The simple solution is to grow a diverse selection of plants on a local scale, preserving and growing successive generations to naturally select for features and adaptations to local changes in climate, pest resistance, and soil characteristics. Trading seeds with neighboring and distant communities, trying out new varieties and cross breeding can add further genetic diversity and adaptations. 

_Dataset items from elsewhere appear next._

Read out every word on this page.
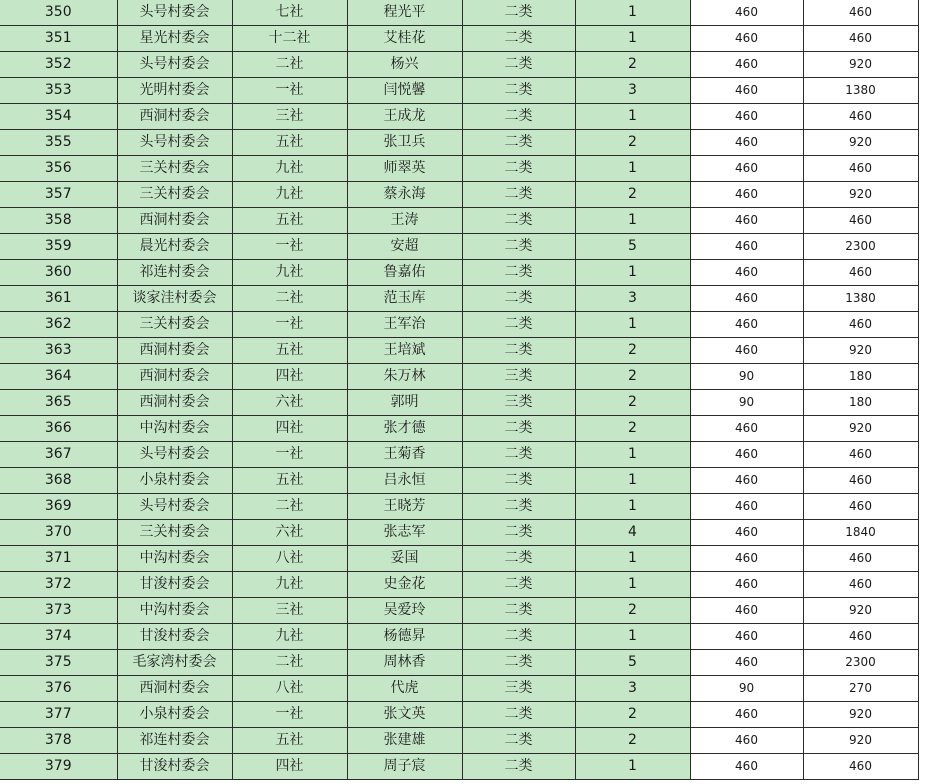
350	头号村委会	七社	程光平	二类	1	460	460
351	星光村委会	十二社	艾桂花	二类	1	460	460
352	头号村委会	二社	杨兴	二类	2	460	920
353	光明村委会	一社	闫悦馨	二类	3	460	1380
354	西洞村委会	三社	王成龙	二类	1	460	460
355	头号村委会	五社	张卫兵	二类	2	460	920
356	三关村委会	九社	师翠英	二类	1	460	460
357	三关村委会	九社	蔡永海	二类	2	460	920
358	西洞村委会	五社	王涛	二类	1	460	460
359	晨光村委会	一社	安超	二类	5	460	2300
360	祁连村委会	九社	鲁嘉佑	二类	1	460	460
361	谈家洼村委会	二社	范玉库	二类	3	460	1380
362	三关村委会	一社	王军治	二类	1	460	460
363	西洞村委会	五社	王培斌	二类	2	460	920
364	西洞村委会	四社	朱万林	三类	2	90	180
365	西洞村委会	六社	郭明	三类	2	90	180
366	中沟村委会	四社	张才德	二类	2	460	920
367	头号村委会	一社	王菊香	二类	1	460	460
368	小泉村委会	五社	吕永恒	二类	1	460	460
369	头号村委会	二社	王晓芳	二类	1	460	460
370	三关村委会	六社	张志军	二类	4	460	1840
371	中沟村委会	八社	妥国	二类	1	460	460
372	甘浚村委会	九社	史金花	二类	1	460	460
373	中沟村委会	三社	吴爱玲	二类	2	460	920
374	甘浚村委会	九社	杨德昇	二类	1	460	460
375	毛家湾村委会	二社	周林香	二类	5	460	2300
376	西洞村委会	八社	代虎	三类	3	90	270
377	小泉村委会	一社	张文英	二类	2	460	920
378	祁连村委会	五社	张建雄	二类	2	460	920
379	甘浚村委会	四社	周子宸	二类	1	460	460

There are several seed companies and organizations leading this essential work - producing high quality seed adapted to local conditions and challenges. Relying on "big box" seed suppliers will get you mass produced seed that is likely not well adapted to your local setting - particularly in the PNW where growing conditions are markedly different from the rest of the continent. Buy seed grown and trialed in your region - and learn the simple skills of seed preservation to use the adaptive ability of your own crops to select for characteristics uniquely and best suited to your microenvironment. 

Below are pictures of tomato seed harvesting and preservation on our property in Washington - Sept 2023. These tomatoes were grown from seed preserved from the 2022 crop. And the seed from 2023 will be used to grow the 2024 plants. 

Selecting best tomatoes off the vine

Best color, vigor, taste and production.

Gathering tomatoes for seed extraction

Labeled paper bag per variety collected at peak ripeness

Fermenting seeds to prepare for drying

Soaking removes gelatinous seed coat and separates viable seed 

March 25 2023

...No one loves a Christmas tree

On March the twenty-fifth

Shel Silverstein was right ... March 25th is definitely not December 25th. But if he had been writing about the garden, it would have been a poem of delight. The sun is finally filling the late afternoons with some warmth, and nights no longer require heat in the greenhouse for the not-so hardy. There's still a chilly wind at times but the flowering plums are on full show. Punching out their shocking pink against the grey browns of northwest winter slumber. 

We took the dogs for our usual Saturday wander in nearby wild spaces. Salix hookeriana catkins filled the low spaces, and close inspection at ground level found burgeoning sprouts of Lupinus perennis, Daucus carotus, and lichen galore. The boys had a lengthy pond swim, only briefly disturbing the ducking about of various mallard and northern shoveler couples. 

Back inside, tomato and pepper seedlings are ready for potting up. To me, the scent of tomato plantlings is spring is an even match for cedar bows in December!